The Cuban Embargo Myth
The U.S. ranks right between Red China and Hugo’s Venezuela as a Castro business partner.
August 24, 2010 - 12:01 am
First off, for the course of three decades the Soviet Union was forced to pump the equivalent of almost ten Marshall Plans into Cuba. This cannot have helped the Soviet Union’s precarious solvency or lengthened her life span.
Secondly, the U.S. taxpayer has been spared the fleecing visited upon many others who reside in nations who eschew “embargoing” Cuba. To wit:
Nowadays the so-called U.S. embargo merely stipulates that the Castro regime pay cash up front through a third–party bank for all U.S. agricultural products; there is no Export-Import Bank (U.S. taxpayer) financing of such sales. Enacted by the Bush team in 2001, this cash-up-front policy has kept the U.S. taxpayer among the few in the world not screwed and tattooed by Fidel Castro.
Here are a few items regarding the so-called embargo studiously side-stepped by much of the MSM, the U.S. farm lobby, and Castro lobbyists:
Per-capita-wise, Cuba qualifies as the world’s biggest debtor nation with a foreign debt of close to $50 billion, a credit rating nudging Somalia’s, and an uninterrupted record of defaults.
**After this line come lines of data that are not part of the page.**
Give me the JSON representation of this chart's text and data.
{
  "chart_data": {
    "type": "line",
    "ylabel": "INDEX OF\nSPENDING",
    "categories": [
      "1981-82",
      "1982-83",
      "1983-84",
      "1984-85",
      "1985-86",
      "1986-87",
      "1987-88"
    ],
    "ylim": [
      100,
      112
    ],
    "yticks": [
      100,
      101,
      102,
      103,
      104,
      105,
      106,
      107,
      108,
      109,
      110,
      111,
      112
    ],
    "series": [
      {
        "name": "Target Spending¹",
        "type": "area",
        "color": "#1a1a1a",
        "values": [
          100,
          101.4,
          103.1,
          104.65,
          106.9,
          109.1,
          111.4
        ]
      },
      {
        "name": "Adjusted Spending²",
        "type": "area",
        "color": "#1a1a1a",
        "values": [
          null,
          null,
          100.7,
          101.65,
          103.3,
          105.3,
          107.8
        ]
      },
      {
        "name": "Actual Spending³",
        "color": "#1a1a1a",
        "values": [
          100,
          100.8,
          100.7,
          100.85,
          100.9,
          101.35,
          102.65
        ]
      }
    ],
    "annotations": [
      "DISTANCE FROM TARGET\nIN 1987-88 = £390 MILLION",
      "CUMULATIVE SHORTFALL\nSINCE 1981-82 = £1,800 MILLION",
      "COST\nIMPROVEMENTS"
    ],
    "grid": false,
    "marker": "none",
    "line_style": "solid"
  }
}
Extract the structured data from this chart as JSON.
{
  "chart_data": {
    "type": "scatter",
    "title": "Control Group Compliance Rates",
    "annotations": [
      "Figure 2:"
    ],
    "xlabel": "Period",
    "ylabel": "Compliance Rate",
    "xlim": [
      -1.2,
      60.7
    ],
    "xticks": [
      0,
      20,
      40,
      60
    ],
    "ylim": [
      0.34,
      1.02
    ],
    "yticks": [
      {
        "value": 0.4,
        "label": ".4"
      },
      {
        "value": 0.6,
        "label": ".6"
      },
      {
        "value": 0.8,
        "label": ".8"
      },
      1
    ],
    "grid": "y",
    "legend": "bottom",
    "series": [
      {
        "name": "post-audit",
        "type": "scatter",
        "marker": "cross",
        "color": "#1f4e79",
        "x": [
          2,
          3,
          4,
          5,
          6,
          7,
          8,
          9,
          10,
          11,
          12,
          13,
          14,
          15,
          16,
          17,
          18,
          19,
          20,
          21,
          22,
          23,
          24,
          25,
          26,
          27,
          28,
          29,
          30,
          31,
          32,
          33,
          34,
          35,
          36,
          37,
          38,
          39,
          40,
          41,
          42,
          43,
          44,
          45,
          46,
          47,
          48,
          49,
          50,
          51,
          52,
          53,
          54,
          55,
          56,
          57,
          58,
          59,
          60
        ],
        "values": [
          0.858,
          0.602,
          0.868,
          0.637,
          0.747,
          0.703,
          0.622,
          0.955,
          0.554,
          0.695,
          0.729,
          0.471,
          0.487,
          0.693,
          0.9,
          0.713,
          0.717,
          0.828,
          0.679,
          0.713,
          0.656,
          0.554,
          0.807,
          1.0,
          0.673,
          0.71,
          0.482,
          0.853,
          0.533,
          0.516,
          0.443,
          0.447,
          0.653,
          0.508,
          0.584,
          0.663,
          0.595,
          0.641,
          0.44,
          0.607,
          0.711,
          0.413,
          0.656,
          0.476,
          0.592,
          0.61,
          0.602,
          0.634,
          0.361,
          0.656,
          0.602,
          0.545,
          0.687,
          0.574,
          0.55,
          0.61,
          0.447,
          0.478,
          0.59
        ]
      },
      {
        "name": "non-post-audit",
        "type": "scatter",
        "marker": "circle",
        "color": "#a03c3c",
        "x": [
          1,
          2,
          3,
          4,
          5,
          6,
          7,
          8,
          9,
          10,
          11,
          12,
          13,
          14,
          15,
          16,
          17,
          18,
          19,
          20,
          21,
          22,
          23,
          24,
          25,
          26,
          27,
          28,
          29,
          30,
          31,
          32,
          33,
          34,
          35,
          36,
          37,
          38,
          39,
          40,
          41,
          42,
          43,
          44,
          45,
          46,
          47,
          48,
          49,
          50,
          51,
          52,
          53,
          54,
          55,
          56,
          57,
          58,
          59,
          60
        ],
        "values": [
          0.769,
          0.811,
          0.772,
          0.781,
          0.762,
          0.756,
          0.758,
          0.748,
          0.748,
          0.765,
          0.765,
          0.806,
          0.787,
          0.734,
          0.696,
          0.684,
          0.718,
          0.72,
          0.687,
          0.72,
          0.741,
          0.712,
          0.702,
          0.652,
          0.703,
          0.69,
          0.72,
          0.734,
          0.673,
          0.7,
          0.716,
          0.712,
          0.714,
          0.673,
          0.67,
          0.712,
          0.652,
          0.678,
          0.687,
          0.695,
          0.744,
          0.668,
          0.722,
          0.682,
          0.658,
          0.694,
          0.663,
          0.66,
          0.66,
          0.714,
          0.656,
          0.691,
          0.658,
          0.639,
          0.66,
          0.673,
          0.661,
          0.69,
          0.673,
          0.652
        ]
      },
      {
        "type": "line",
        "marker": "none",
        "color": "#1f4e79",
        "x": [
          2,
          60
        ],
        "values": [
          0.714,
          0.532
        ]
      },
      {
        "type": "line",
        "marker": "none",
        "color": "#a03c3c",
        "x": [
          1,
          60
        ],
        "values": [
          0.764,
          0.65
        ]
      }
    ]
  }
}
In 2007, one of the world’s most respected economic forecasting firms, the London-based Economist Intelligence Unit, ranked Cuba as virtually the world’s worst country business-wise. Only Iran and Angola ranked lower. This firm predicted that Cuba’s abysmal business climate would remain that way for the next five years, at the very least.
Standard & Poor’s refuses even to rate Cuba, regarding the economic figures released by the regime as utterly bogus.
In 1986, Cuba defaulted on most of its foreign debt to Europe. Three years ago, France’s version of the U.S. government’s Export- Import Bank (named COFACE) cut off Cuba’s credit line. Mexico’s Bancomex quickly followed suit. This came about because the Castro regime stuck it to French taxpayers for $175 million and to Mexican taxpayers for $365 million. Bancomex was forced to impound Cuban assets in three different countries in an attempt to recoup its losses.
Last year the Castro regime suddenly froze $ 1 billion held in Cuban banks by foreign (mostly Spanish) businessmen. “Cuban banks informed depositors that they had no foreign exchange to back up the convertible peso in which many were doing business,” explained the Reuters Havana bureau. Spain’s criticism of the U.S. “embargo” has recently become much shriller.
The anti-“embargo” mantra from CNN, the U.S. Rice Producers Association, and Castro lobbyists also stresses that a flood of rich Western tourists will magically smother Cuban Stalinism, whereupon the island nation will quickly mutate into a bigger (and more historic and picturesque) Cozumel. This reasoning seems to go something like this: rewarding and enriching the KGB-trained and heavily armed guardians of Cuba’s Stalinist status quo will magically convert them into instant opponents of that Stalinist status quo.
As two decades of such tourism have amply proven, any trickle of foreign currency that reaches the Stalinist regime’s subjects (primarily from prostitution) is offset a thousand-fold by the millions ($2.4 billion last year, for instance) crammed into the regime’s military and secret-police coffers.